You can use "hc" instead of "hic" if you're a vulgate speaker reader, because nobody's invented orthography yet and the papists have been busy ruining the language for the rest of us. I'm just pretty sure "dracones" is the invention of some mapmaker who wanted to skip out early.

None of which touches on naming your transhumanist speculative-fiction RPG after a medieval scribe's version of "I don't know, just make some poo poo up."

grassy gnoll
Aug 27, 2006

The pawsting business is tough work.
Hold up, the furry-slayers-knockoff RPG got Stephen loving Silver to do their interior illos? Are Sanguine just the only guys catering to this market, or are there a shitload of furry roleplayers who also want dice involved?

grassy gnoll
Aug 27, 2006

The pawsting business is tough work.
I swear to god, this exact conversation has happened before in this thread, down to the parties involved and the "you are quoting a dictionary" thing.

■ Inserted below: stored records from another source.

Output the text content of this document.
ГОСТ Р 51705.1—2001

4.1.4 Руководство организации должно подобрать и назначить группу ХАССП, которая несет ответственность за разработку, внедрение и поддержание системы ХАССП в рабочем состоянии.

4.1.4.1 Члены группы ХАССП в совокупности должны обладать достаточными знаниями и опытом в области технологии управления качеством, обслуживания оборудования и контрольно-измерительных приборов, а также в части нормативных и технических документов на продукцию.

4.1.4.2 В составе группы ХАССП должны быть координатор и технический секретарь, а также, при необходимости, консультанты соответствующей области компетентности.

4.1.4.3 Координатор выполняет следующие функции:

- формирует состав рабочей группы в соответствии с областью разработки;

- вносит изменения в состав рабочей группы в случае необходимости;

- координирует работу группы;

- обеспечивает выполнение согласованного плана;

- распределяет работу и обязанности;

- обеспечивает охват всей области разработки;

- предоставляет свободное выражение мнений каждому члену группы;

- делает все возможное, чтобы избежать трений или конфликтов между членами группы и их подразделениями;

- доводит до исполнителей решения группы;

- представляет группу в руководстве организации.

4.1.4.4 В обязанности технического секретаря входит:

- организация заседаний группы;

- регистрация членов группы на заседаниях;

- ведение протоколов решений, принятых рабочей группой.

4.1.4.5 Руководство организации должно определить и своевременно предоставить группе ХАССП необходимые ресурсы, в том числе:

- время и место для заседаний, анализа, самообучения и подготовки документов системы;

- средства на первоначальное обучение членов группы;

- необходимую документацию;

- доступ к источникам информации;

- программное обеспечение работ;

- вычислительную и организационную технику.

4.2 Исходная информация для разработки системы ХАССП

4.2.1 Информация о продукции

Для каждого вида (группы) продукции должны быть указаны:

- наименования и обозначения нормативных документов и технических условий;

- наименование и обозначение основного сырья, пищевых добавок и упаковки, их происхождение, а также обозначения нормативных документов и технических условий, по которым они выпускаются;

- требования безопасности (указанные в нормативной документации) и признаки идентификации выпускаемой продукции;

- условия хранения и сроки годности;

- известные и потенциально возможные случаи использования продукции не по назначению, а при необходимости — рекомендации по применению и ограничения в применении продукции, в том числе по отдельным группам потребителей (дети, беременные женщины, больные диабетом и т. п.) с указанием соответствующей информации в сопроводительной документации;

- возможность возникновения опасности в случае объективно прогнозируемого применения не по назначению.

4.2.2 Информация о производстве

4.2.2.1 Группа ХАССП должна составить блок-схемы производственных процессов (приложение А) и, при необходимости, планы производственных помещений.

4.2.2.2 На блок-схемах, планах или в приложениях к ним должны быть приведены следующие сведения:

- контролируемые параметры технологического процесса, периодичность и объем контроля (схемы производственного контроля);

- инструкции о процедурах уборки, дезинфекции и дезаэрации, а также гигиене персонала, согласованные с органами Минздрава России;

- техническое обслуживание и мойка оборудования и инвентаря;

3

I guess what I'm saying is https://www.youtube.com/watch?v=PSKQ3ZNQ_O8

grassy gnoll
Aug 27, 2006

The pawsting business is tough work.

Halloween Jack posted:

She's my sister! She's my wife! She's my sister and my wife!

I can't believe I got jumped on this, of all things.

grassy gnoll
Aug 27, 2006

The pawsting business is tough work.

Doresh posted:


I love these comics


So here's a story about these comics. The guy who drew them is Hayami Rasenjin. He's done illustrations for a lot of Japanese tabletop games.

He's also a bigger nerd than any of us. Back around 99, 2000ish, he did this.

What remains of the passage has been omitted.